Expressions of Cushing's syndrome in multiple endocrine neoplasia type 1

Abstract

Cushing's syndrome (CS) resulting from endogenous hypercortisolism can be sporadic or can occur in the context of familial disease because of pituitary or extra-pituitary neuroendocrine tumors. Multiple endocrine neoplasia type 1 (MEN1) is unique among familial endocrine tumor syndromes because hypercortisolism in this context can result from pituitary, adrenal, or thymic neuroendocrine tumors and can therefore reflect either ACTH-dependent or ACTH-independent pathophysiologies. The prominent expressions of MEN1 include primary hyperparathyroidism, tumors of the anterior pituitary, gastroenteropancreatic neuroendocrine tumors, and bronchial carcinoid tumors along with several common non-endocrine manifestations such as cutaneous angiofibromas and leiomyomas. Pituitary tumors are present in about 40% of MEN1 patients, and up to 10% of such tumors secrete ACTH that can result in Cushing's disease. Adrenocortical neoplasms occur frequently in MEN1. Although such adrenal tumors are mostly clinically silent, this category can include benign or malignant tumors causing hypercortisolism and CS. Ectopic tumoral ACTH secretion has also been observed in MEN1, almost exclusively originating from thymic neuroendocrine tumors. The range of clinical presentations, etiologies, and diagnostic challenges of CS in MEN1 are reviewed herein with an emphasis on the medical literature since 1997, when the MEN1 gene was identified.

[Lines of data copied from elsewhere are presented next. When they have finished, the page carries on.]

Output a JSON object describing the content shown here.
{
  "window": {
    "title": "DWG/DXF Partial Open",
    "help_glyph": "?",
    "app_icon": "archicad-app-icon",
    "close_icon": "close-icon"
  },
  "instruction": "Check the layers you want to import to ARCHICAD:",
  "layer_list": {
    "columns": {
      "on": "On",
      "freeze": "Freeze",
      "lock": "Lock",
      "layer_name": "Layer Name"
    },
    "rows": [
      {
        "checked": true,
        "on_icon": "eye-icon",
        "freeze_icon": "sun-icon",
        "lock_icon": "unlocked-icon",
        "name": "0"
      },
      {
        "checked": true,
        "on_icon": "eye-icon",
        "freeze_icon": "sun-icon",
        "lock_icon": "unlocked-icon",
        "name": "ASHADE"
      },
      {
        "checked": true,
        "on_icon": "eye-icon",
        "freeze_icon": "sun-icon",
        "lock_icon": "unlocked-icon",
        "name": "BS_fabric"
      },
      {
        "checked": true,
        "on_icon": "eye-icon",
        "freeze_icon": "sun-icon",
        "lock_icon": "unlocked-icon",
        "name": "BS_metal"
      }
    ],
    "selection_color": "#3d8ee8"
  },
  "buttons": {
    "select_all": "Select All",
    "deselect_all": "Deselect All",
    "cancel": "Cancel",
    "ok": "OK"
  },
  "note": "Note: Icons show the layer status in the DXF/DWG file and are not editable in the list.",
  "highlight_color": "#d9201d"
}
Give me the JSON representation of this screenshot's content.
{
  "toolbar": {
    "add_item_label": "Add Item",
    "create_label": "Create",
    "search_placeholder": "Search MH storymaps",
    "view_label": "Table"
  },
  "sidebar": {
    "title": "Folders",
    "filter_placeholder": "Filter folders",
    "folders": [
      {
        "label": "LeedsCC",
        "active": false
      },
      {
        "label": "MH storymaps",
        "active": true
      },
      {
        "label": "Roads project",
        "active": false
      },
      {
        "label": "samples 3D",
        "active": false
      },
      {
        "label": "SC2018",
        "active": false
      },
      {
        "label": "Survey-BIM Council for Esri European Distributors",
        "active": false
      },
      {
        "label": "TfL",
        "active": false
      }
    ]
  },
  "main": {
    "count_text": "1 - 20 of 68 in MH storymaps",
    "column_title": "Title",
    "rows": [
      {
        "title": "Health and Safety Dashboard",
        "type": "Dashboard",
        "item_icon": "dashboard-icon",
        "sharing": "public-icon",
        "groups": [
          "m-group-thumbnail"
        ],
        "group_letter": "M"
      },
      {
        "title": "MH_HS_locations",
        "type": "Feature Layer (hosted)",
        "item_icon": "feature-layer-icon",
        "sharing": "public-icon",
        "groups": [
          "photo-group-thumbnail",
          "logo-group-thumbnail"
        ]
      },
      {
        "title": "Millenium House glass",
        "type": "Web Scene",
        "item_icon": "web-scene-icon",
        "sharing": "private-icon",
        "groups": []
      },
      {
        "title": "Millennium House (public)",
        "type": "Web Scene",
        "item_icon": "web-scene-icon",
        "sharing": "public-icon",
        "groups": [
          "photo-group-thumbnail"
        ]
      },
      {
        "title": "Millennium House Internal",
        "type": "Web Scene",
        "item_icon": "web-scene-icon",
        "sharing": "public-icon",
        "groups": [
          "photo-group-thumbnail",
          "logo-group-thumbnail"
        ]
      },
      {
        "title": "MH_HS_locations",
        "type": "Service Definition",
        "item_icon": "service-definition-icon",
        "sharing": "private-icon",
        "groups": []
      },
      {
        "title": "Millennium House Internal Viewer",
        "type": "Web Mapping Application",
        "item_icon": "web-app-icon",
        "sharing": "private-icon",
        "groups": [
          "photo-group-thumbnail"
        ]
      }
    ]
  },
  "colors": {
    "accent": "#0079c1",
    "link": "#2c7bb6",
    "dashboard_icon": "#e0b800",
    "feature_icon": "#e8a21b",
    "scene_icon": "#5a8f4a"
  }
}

Keywords: ACTH - independent CS; Cushing's adenoma; MEN1 = multiple endocrine neoplasia Type 1; corticotropinoma; familial neoplasia syndrome; pituitary tumor.

Figure 1

Cushing’s syndrome in MEN1. Multiple endocrine neoplasia type 1 (MEN1) is distinctive among familial endocrine tumor syndromes since Cushing’s syndrome in MEN1 can result from both ACTH-dependent and ACTH-independent causes. The former category includes Cushing’s disease (CD) and ectopic tumoral ACTH secretion, and the latter includes adrenocortical adenomas or carcinomas that secrete cortisol. The red stars indicate the MEN1-associated endocrine tumors that have been associated with either ACTH-dependent (pituitary corticotropinoma; thymic NETs) or ACTH-independent (adrenocortical adenoma or cancer) Cushing’s syndrome. See text for further details. Endocrine and non-endocrine tumors typical of MEN1 are listed on the left, with their estimated penetrance given in the parentheses. MEN1-associated endocrine tumors that can cause Cushing’s syndrome are in bold font. TSHoma, thyrotropinoma; NET, neuroendocrine tumor; PPoma, endocrine tumor that secretes pancreatic polypeptide.